The result is a collected experience where the personal rubs shoulders with the historical, where memory meets geography, where the past is partly lived again through recollection and the lives of others who themselves have moved on. And all of this takes place in less than sixty thousand words. Peter Carey’s aim of using the ancient elements, fire, air, earth and water, as a thread to bind his impressions, however, simply does not work. The idea appears and then seems to be forgotten for some time. The earth is surely special in Australia, quite unlike anywhere else. 

And water is everywhere in Sydney, whose harbour is surely one of the world’s most beautiful places. Fire certainly formed – and continues to form – this landscape: no Australian needs to be reminded of this. Air, however, did not seem to have its own angle, apart form the author having arrived by plane. Looking back now, perhaps the thread was there, despite the fact that at the time it seemed something of a complication.

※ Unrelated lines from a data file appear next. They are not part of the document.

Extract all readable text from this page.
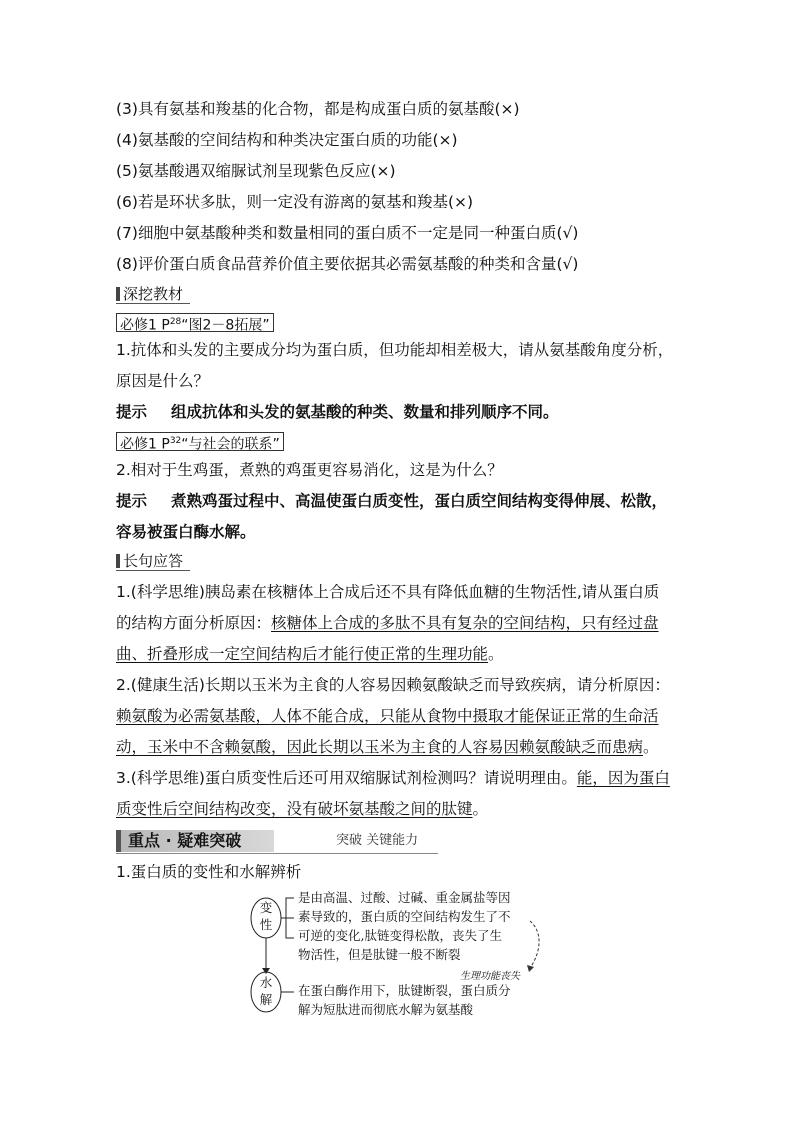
(3)具有氨基和羧基的化合物，都是构成蛋白质的氨基酸(×)
(4)氨基酸的空间结构和种类决定蛋白质的功能(×)
(5)氨基酸遇双缩脲试剂呈现紫色反应(×)
(6)若是环状多肽，则一定没有游离的氨基和羧基(×)
(7)细胞中氨基酸种类和数量相同的蛋白质不一定是同一种蛋白质(√)
(8)评价蛋白质食品营养价值主要依据其必需氨基酸的种类和含量(√)
深挖教材
必修1 $P^{28}“$图2－8拓展”
1.抗体和头发的主要成分均为蛋白质，但功能却相差极大，请从氨基酸角度分析，
原因是什么？
提示 组成抗体和头发的氨基酸的种类、数量和排列顺序不同。
必修1 $P^{32}“$与社会的联系”
2.相对于生鸡蛋，煮熟的鸡蛋更容易消化，这是为什么？
提示 煮熟鸡蛋过程中、高温使蛋白质变性，蛋白质空间结构变得伸展、松散，
容易被蛋白酶水解。
长句应答
1.(科学思维)胰岛素在核糖体上合成后还不具有降低血糖的生物活性,请从蛋白质
的结构方面分析原因：核糖体上合成的多肽不具有复杂的空间结构，只有经过盘
曲、折叠形成一定空间结构后才能行使正常的生理功能。
2.(健康生活)长期以玉米为主食的人容易因赖氨酸缺乏而导致疾病，请分析原因：
赖氨酸为必需氨基酸，人体不能合成，只能从食物中摄取才能保证正常的生命活
动，玉米中不含赖氨酸，因此长期以玉米为主食的人容易因赖氨酸缺乏而患病。
3.(科学思维)蛋白质变性后还可用双缩脲试剂检测吗？请说明理由。能，因为蛋白
质变性后空间结构改变，没有破坏氨基酸之间的肽键。
重点 · 疑难突破	突破 关键能力
1.蛋白质的变性和水解辨析
变
性
水
解
是由高温、过酸、过碱、重金属盐等因
素导致的，蛋白质的空间结构发生了不
可逆的变化,肽链变得松散，丧失了生
物活性，但是肽键一般不断裂
生理功能丧失
在蛋白酶作用下，肽键断裂，蛋白质分
解为短肽进而彻底水解为氨基酸
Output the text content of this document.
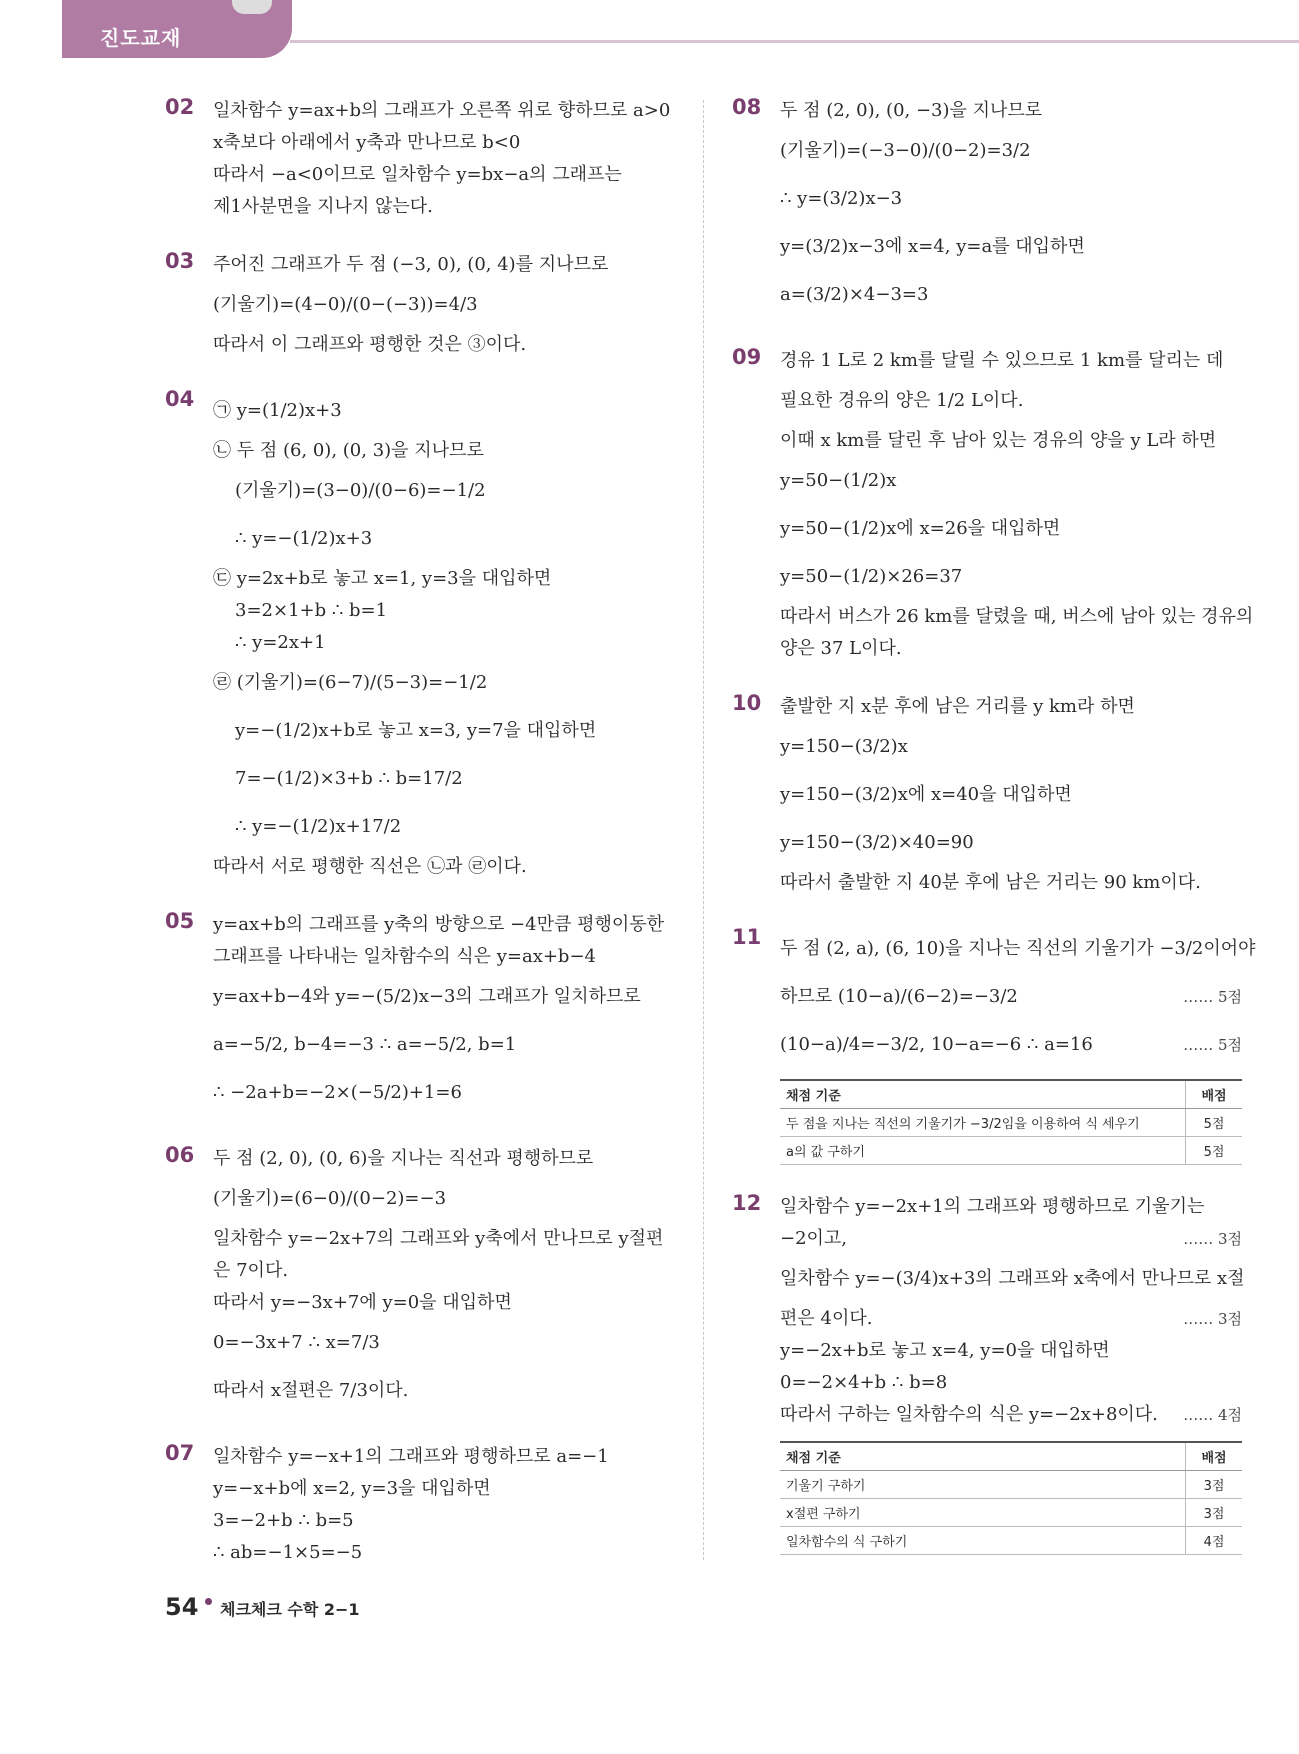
진도교재
02 일차함수 y=ax+b의 그래프가 오른쪽 위로 향하므로 a>0
x축보다 아래에서 y축과 만나므로 b<0
따라서 −a<0이므로 일차함수 y=bx−a의 그래프는
제1사분면을 지나지 않는다.
03 주어진 그래프가 두 점 (−3, 0), (0, 4)를 지나므로
(기울기)=(4−0)/(0−(−3))=4/3
따라서 이 그래프와 평행한 것은 ③이다.
04 ㉠ y=(1/2)x+3
㉡ 두 점 (6, 0), (0, 3)을 지나므로
(기울기)=(3−0)/(0−6)=−1/2
∴ y=−(1/2)x+3
㉢ y=2x+b로 놓고 x=1, y=3을 대입하면
3=2×1+b ∴ b=1
∴ y=2x+1
㉣ (기울기)=(6−7)/(5−3)=−1/2
y=−(1/2)x+b로 놓고 x=3, y=7을 대입하면
7=−(1/2)×3+b ∴ b=17/2
∴ y=−(1/2)x+17/2
따라서 서로 평행한 직선은 ㉡과 ㉣이다.
05 y=ax+b의 그래프를 y축의 방향으로 −4만큼 평행이동한
그래프를 나타내는 일차함수의 식은 y=ax+b−4
y=ax+b−4와 y=−(5/2)x−3의 그래프가 일치하므로
a=−5/2, b−4=−3 ∴ a=−5/2, b=1
∴ −2a+b=−2×(−5/2)+1=6
06 두 점 (2, 0), (0, 6)을 지나는 직선과 평행하므로
(기울기)=(6−0)/(0−2)=−3
일차함수 y=−2x+7의 그래프와 y축에서 만나므로 y절편
은 7이다.
따라서 y=−3x+7에 y=0을 대입하면
0=−3x+7 ∴ x=7/3
따라서 x절편은 7/3이다.
07 일차함수 y=−x+1의 그래프와 평행하므로 a=−1
y=−x+b에 x=2, y=3을 대입하면
3=−2+b ∴ b=5
∴ ab=−1×5=−5
08 두 점 (2, 0), (0, −3)을 지나므로
(기울기)=(−3−0)/(0−2)=3/2
∴ y=(3/2)x−3
y=(3/2)x−3에 x=4, y=a를 대입하면
a=(3/2)×4−3=3
09 경유 1 L로 2 km를 달릴 수 있으므로 1 km를 달리는 데
필요한 경유의 양은 1/2 L이다.
이때 x km를 달린 후 남아 있는 경유의 양을 y L라 하면
y=50−(1/2)x
y=50−(1/2)x에 x=26을 대입하면
y=50−(1/2)×26=37
따라서 버스가 26 km를 달렸을 때, 버스에 남아 있는 경유의
양은 37 L이다.
10 출발한 지 x분 후에 남은 거리를 y km라 하면
y=150−(3/2)x
y=150−(3/2)x에 x=40을 대입하면
y=150−(3/2)×40=90
따라서 출발한 지 40분 후에 남은 거리는 90 km이다.
11 두 점 (2, a), (6, 10)을 지나는 직선의 기울기가 −3/2이어야
하므로 (10−a)/(6−2)=−3/2	…… 5점
(10−a)/4=−3/2, 10−a=−6 ∴ a=16	…… 5점
채점 기준	배점
두 점을 지나는 직선의 기울기가 −3/2임을 이용하여 식 세우기	5점
a의 값 구하기	5점
12 일차함수 y=−2x+1의 그래프와 평행하므로 기울기는
−2이고,	…… 3점
일차함수 y=−(3/4)x+3의 그래프와 x축에서 만나므로 x절
편은 4이다.	…… 3점
y=−2x+b로 놓고 x=4, y=0을 대입하면
0=−2×4+b ∴ b=8
따라서 구하는 일차함수의 식은 y=−2x+8이다. …… 4점
채점 기준	배점
기울기 구하기	3점
x절편 구하기	3점
일차함수의 식 구하기	4점
54 체크체크 수학 2−1
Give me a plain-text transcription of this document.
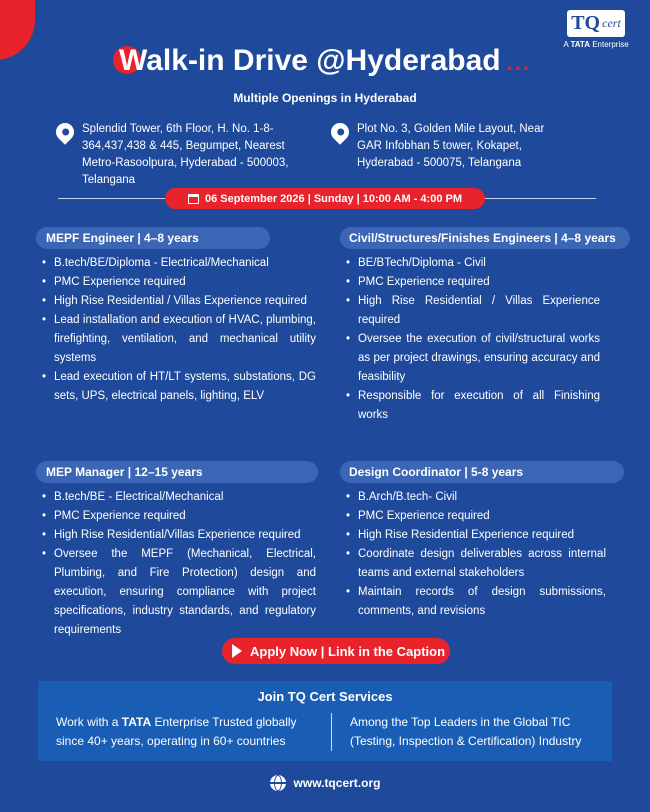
TQ cert
A TATA Enterprise
Walk-in Drive @Hyderabad ...
Multiple Openings in Hyderabad
Splendid Tower, 6th Floor, H. No. 1-8-364,437,438 & 445, Begumpet, Nearest Metro-Rasoolpura, Hyderabad - 500003, Telangana
Plot No. 3, Golden Mile Layout, Near GAR Infobhan 5 tower, Kokapet, Hyderabad - 500075, Telangana
06 September 2026 | Sunday | 10:00 AM - 4:00 PM
MEPF Engineer | 4–8 years
• B.tech/BE/Diploma - Electrical/Mechanical
• PMC Experience required
• High Rise Residential / Villas Experience required
• Lead installation and execution of HVAC, plumbing, firefighting, ventilation, and mechanical utility systems
• Lead execution of HT/LT systems, substations, DG sets, UPS, electrical panels, lighting, ELV
Civil/Structures/Finishes Engineers | 4–8 years
• BE/BTech/Diploma - Civil
• PMC Experience required
• High Rise Residential / Villas Experience required
• Oversee the execution of civil/structural works as per project drawings, ensuring accuracy and feasibility
• Responsible for execution of all Finishing works
MEP Manager | 12–15 years
• B.tech/BE - Electrical/Mechanical
• PMC Experience required
• High Rise Residential/Villas Experience required
• Oversee the MEPF (Mechanical, Electrical, Plumbing, and Fire Protection) design and execution, ensuring compliance with project specifications, industry standards, and regulatory requirements
Design Coordinator | 5-8 years
• B.Arch/B.tech- Civil
• PMC Experience required
• High Rise Residential Experience required
• Coordinate design deliverables across internal teams and external stakeholders
• Maintain records of design submissions, comments, and revisions
Apply Now | Link in the Caption
Join TQ Cert Services
Work with a TATA Enterprise Trusted globally since 40+ years, operating in 60+ countries
Among the Top Leaders in the Global TIC (Testing, Inspection & Certification) Industry
www.tqcert.org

Themes apart, 30 Days In Sydney is a delightful read because of the characters that Peter Carey meets, depicts and describes, both the living and the dead, the contemporary and the historical. The mix is unique. The rawness is abrasive, but the sophistication alongside is always breathtaking. Sydney is the kind of city where multiple cultures coexist. In that it is not unique. But it is also the largest city of a nation that has recently rediscovered an aboriginal identity that is being apologetically sanctified. It’s a city where the bar at the opera probably has a poker machine.

In Manly, the multi-class seaside suburb, a beautiful person with headphones and roller blades can flash past the open door of an amusement arcade while the police swing band, live in the open air, all in uniform and wearing shades, plays a Glen Miller selection. It’s a place where you can be pushed off the sidewalk by a redneck right outside the most utterly twee of art galleries. Such contrasts are all there in Peter Carey’s book.